CASABLANCA AND THE UNLIKELY HERO.
Homo Sapiens are creatures of perspective. It is our very nature to interact with the world around us in a manner which is framed by a single mind and body. This individual point of view is, however, not uninformed by our various cultures and social constructs leading to a type of common human experience which the great Swiss psychiatrist Carl Jung called the collective unconscious. The archetypal characters in human stories over thousands of years contain striking similarities, and these archetypes are excellent tools for storytellers to use while crafting their tales. One such tale has routinely been held up as a paragon of the modern era’s prolific storytelling format, the motion picture. That tale is Casablanca. But it is the opinion of this writer that the endearing nature of Casablanca comes not from the stereotypical employment of archetypical characters, rather from the use of complex and surprising embodiments of Jung’s archetypes.
The world of Casablanca has a lot going for it from a screenplay standpoint. A quickly escalating world war, a setting that is a crossroads for many different cultures, locations that are exotic to the target audience, not to mention a heroic protagonist and exceptionally beautiful leading female are just some of the assets this film contains. The screenwriters crafted a cast of characters that on their surface function as an almost stereotypical cast for Joseph Campbell’s Hero’s Journey while simultaneously adding complexity to these same characters that lead to an especially satisfying story. While one could explore Casablanca in a 1 to 1 way, equating characters to Jung and Campbell’s archetypes, I believe the magic of the film lies in the fact that the ensemble together evoke the entire pantheon of archetypes.

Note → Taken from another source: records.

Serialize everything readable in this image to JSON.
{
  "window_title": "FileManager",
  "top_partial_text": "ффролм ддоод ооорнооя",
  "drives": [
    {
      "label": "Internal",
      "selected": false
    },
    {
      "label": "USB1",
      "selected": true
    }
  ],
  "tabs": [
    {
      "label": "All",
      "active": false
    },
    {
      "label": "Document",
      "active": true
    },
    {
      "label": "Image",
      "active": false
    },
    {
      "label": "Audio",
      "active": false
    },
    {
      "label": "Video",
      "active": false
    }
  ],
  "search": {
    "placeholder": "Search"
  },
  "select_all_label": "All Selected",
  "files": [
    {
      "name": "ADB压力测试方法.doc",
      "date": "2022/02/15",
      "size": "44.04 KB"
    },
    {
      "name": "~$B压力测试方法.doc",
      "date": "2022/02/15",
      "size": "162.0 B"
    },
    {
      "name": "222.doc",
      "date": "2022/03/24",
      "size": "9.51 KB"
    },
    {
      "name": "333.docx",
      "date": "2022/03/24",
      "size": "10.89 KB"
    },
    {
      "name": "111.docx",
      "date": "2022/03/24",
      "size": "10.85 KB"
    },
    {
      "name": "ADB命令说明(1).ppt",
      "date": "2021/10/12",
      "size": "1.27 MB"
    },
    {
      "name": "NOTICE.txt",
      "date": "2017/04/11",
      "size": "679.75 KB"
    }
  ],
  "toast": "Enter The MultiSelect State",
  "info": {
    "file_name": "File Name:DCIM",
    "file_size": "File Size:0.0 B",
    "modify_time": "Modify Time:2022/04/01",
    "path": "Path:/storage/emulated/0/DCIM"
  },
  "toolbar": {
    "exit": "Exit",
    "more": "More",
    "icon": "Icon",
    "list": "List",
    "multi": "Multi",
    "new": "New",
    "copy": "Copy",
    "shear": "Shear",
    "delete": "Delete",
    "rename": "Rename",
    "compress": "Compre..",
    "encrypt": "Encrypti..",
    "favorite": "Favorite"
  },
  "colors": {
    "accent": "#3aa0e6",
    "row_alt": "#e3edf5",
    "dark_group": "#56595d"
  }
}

Campbell’s idea of the Hero is played out not by a single leading character but by multiple characters who have journeys of their own. Bogart’s “Rick” is the surface level Hero, overcoming his cynical mask to ultimately sacrifice his love for Ilsa for the greater good of the war effort. Victor Lazlow’s direct involvement in the underground resistance movement to fight the invading Germans and his sacrifice of self for the greater good is arguably the most heroic element of the film. Yet neither of these heroic characters fully embody The Hero as Campbell describes it. Rick is uninterested in the general comings and goings of the society around him, content to exist as an independant island in a sea of troubles, it is not until the climax of the film that Rick takes action that leads to his selfsacrifice. Furthermore, this sacrifice does not lead Rick to a return to an ordinary world, rather he continues along a recurring journey at the end of the film. Likewise, Victor’s journey, insofar as this film is concerned, neither involves a sacrifice or a return to ordinary world. Victor is certainly on a journey that would involve Campbell’s archetypes but that journey takes place outside the confines of Casablanca.
It is not until the character of Captain Renault is examined that Casablanca’s deeper exploration of The Hero is revealed. The French Captain is an enigmatic character who “works both sides of the street” as it were. As an audience we are never exactly certain how to feel about Renault as he is both a friend to Rick and a corrupt chief of police who uses his office to sexually blackmail young women. This double nature of Renault is an atypical way of expressing a Heroic character, yet it’s this fact that I find most convincing for the argument that Renault is the more fully rendered Hero of the film. The fact that Rick was given all of the great lines and closeups shared with Ilsa does not change the fact the Renault is the character who changed the most over the course of the film, sacrificed the most, and returned to his ordinary world.